Nova Scotians are also great foodies: the famous lobster is, for once, as good as it’s claimed to be and almost every restaurant puts a genuine emphasis on serving fresh, local food. Some farmers are even branching into viticulture, the results of which are quite palatable, a fact that becomes less surprising when you realise their fields lie on the same latitude as the South of France.
Bucking the trend of most North Atlantic economies, Canada’s star has continued to rise since 2008 and, as a result, the property market is thriving, with high demand from overseas investors. House-price growth is steady and, as the European and American economies continue to recover, demand for property here is growing.
In the capital, Halifax, the pretty, substantial family houses command upwards of CAN$2 million (£1.11m) in the most desirable parts of town—which continues to be a magnet for those involved in both ship- building and the oil industry. However, many wealthy locals choose to live outside the city in one of the historic lakeside settlements that include Chester and Lunenburg.
The largest project under way in the area aims to allow owners and their families to be able to explore everything this diverse region has to offer. Forest Lakes Country Club will be built over 1,700 acres of land situated a half-hour drive from Halifax that adjoins more than 80,000 acres of untouched countryside.
The site is made up of pristine forested land peppered with beautiful lakes, despite being so close to the city. Donald Marr, principal partner at developer Terra Firma, says he loves the location so much because he spent such an enormous amount of time finding it: ‘We were originally looking for a coastal site, but we couldn’t find the perfect spot. In the end, this location had it all: we have such fantastic weather inland and we all just fell in love with the forest: it has so much to offer.’

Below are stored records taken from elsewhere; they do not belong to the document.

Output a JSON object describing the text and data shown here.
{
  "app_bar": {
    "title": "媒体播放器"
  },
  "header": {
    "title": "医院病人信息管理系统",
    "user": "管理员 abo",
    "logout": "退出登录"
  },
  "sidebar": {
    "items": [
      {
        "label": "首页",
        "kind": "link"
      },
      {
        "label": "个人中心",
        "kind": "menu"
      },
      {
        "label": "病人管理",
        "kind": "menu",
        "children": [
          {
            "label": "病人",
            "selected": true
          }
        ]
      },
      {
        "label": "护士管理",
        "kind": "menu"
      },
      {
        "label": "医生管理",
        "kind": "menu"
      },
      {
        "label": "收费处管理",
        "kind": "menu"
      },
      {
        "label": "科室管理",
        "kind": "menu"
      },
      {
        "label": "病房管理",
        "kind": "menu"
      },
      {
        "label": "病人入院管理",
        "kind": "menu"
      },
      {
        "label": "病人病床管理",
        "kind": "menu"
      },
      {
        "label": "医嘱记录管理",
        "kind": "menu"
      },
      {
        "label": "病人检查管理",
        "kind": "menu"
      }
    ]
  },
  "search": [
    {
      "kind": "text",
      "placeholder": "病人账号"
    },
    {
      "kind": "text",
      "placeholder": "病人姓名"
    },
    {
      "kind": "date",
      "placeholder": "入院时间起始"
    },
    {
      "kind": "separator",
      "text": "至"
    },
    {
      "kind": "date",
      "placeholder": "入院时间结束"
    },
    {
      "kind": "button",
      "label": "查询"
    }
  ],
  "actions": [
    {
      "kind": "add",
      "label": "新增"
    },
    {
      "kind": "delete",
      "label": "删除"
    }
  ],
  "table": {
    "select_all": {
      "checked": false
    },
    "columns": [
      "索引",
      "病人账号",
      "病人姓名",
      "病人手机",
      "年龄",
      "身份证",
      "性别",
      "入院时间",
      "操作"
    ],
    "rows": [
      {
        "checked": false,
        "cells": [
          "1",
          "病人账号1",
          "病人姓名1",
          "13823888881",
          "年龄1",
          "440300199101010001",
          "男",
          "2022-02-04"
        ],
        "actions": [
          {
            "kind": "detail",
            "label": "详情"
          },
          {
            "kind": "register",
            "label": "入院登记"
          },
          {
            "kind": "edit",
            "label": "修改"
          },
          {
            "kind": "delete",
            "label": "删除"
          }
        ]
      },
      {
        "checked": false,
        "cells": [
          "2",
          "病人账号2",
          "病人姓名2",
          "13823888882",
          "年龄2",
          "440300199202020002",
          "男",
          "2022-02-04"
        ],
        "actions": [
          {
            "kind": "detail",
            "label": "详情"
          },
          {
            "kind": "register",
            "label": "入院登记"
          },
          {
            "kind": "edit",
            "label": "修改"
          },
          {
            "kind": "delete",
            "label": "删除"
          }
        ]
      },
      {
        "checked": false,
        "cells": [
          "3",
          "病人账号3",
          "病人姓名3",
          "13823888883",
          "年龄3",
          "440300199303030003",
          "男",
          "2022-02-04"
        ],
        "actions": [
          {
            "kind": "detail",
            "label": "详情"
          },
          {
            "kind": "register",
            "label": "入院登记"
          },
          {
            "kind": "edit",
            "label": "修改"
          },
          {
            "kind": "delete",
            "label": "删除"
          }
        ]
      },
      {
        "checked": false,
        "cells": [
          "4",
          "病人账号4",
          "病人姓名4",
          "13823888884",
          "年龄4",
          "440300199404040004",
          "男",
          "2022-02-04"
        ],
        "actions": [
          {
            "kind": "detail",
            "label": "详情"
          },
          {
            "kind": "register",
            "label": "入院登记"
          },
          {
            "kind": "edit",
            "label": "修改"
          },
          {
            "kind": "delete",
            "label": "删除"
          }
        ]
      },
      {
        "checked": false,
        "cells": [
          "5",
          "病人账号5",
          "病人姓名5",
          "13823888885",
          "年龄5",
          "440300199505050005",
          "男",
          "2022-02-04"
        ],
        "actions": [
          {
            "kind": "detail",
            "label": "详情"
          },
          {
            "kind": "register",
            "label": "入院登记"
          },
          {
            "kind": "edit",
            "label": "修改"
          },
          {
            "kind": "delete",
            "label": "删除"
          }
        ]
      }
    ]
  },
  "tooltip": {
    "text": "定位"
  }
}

The concept is for a self-sufficient community of private properties with an emphasis on the fact this is a year-round family destination. Forest Lakes will have a village centre as its focal point, offering convenience stores, cafes, hotels, restaurants and a spa. The golf course has been created by Jack Nicklaus’s design company and is currently under construction.
Residents will be able to fish, hike, swim, play tennis, cycle, jog, windsurf, ice skate and cross-country ski throughout the trails and lakes, so there will be no shortage of things for children to try out or events for families to take part in. An equestrian centre is planned and the whole area will be criss-crossed with trails for walking.
Forest Lakes Country Club will offer an extensive range of properties—2,700 of them are to be built in 15 years—from apartments to large, private lakeside family homes. Prices start at about CAN$471,646 (£260,000) and go up to more than CAN$5.4 million (£3m) and the build quality is outstanding: the houses are attractive, solid and well-built, constructed from local natural materials and built to be light and airy in summer and cosy when the temperatures go down below zero.
Telephone Savills on 020–7016 3740 or visit www.savills.co.uk
NEED TO KNOW
Air Canada flies in and out of Heathrow on a daily basis to Halifax International airport, which is 20 minutes’ drive from the city— flights take about six hours. Return flights booked about a month ahead cost between £2,000 and £3,000 in business class.
Nova Scotia is the second smallest region in Canada, the smallest being Prince Edward Island, and the second most densely populated.